Market development of wild rooibos ecotypes cannot be decoupled from sustainable harvesting practices, as reflected in the current status of certain wild rooibos populations as many of these face unpredictable impacts of climate change, urban expansion and agricultural developments in the areas where these populations grow, possibly threatening their future existence as valued biocultural assets(Joubert et al., 2017; Wynberg, 2017).

5 Conclusion

This metabolomics study has enabled us to obtain a fingerprint of the plant metabolites present in the various populations of A. linearis where prior phytochemical information was not available and thus four of these from the Cederberg area were chosen for downstream bioactivity analyses. The resprouter populations of the Northern Cape seem to be of the same chemical lineage versus the reseeder populations of the Cederberg, where greater instances of phytochemical differentiation were apparent. Overall, the plants collected from the Cederberg region had higher metabolite content than the Northern Cape populations. Currently, very little is known regarding the Dobbelaarskop and Welbedacht populations of plants as there is no background information with respect to plants found at these sites, making this a first-time analysis of these and some of the other populations. The significant antioxidant activity linked to the metabolomic content of the wild rooibos populations such as the Welbedacht collection, could render these populations as useful ingredients in a number of herbal formulations/remedies. Isolation and structural characterisation of the unknown metabolites in rooibos ecotypes could broaden current phytochemical information regarding rooibos population extracts.

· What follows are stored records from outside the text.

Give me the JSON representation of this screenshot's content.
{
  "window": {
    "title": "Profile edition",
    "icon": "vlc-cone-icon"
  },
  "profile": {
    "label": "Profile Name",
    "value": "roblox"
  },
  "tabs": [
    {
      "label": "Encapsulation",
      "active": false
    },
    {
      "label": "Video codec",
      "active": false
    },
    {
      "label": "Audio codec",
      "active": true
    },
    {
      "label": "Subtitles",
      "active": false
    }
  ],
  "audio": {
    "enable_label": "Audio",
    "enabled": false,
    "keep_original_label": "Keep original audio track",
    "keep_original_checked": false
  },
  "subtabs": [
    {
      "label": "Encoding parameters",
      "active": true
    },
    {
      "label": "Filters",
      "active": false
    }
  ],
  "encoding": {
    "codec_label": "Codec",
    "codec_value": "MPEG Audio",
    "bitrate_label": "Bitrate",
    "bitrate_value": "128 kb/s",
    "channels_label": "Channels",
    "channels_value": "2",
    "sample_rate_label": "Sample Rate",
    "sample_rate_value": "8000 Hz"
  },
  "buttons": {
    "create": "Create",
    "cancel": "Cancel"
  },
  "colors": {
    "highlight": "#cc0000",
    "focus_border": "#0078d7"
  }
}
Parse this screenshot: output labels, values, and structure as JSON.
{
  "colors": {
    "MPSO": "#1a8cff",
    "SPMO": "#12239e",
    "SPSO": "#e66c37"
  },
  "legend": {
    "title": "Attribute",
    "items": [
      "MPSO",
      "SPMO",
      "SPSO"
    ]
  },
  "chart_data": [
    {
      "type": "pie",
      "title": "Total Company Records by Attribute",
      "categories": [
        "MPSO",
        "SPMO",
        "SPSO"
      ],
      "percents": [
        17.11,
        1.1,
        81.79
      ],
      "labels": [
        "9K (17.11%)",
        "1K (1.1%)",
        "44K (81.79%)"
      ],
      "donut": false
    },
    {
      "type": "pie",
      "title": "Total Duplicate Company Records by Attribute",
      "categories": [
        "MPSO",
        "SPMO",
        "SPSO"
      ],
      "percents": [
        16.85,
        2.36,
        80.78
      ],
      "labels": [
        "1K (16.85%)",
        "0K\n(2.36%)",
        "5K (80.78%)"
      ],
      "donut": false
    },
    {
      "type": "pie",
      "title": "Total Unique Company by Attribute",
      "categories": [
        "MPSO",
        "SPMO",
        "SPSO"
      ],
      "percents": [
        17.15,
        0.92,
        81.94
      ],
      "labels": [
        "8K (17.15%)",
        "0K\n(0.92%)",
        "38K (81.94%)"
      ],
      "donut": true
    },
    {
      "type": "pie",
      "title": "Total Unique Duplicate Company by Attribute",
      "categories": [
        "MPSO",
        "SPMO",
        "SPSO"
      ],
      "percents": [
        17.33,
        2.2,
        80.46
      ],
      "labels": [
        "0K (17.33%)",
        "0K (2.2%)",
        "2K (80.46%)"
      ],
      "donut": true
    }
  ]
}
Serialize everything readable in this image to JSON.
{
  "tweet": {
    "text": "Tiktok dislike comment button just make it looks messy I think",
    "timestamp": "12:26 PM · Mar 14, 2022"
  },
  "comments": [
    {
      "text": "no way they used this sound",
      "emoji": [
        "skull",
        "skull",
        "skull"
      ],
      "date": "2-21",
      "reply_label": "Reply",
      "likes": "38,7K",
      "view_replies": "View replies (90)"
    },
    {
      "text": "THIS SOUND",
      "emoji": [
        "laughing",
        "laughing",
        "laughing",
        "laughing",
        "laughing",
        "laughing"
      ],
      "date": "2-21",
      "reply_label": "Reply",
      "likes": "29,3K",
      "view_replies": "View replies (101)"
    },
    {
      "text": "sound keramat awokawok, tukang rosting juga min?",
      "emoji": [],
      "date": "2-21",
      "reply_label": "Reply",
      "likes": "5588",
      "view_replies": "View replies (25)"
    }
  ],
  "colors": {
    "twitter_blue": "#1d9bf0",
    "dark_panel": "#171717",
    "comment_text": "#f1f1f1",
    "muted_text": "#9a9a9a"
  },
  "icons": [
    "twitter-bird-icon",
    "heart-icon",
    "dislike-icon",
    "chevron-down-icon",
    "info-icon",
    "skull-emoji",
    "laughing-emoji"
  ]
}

The overall effect of the wild population extracts on the skin appears to be highly promising, as seen by the high antioxidant activity and minimal disruption to the skin microbiome. In particular, the extract 49 from the Welbedacht population appears to be superior in its activity to the other populations in most assays tested in this study. This information contributes to indigenous knowledge and boosts the commercial potential of this South African endemic species. A comparison of the wild types with the cultivated type would be valuable to confirm the potential need for cultivation and conservation efforts of the wild types to be initiated, should they be superior in bioactivity to the currently cultivated type. All of these above-mentioned studies, alongside the present study, together deepen our understanding of the biology and ecology of this commercially and culturally valued species. This research offers a novel contribution of linking the phytochemistry with the morphology and bioactivity of wild rooibos ecotypes. Lastly, the chemical diversity that is attached to different populations of A. linearis in the wild corroborates indigenous knowledge of the rural communities that benefit from a livelihood linked to this plant and the claims that the wild populations exhibit useful ethnobotanical properties.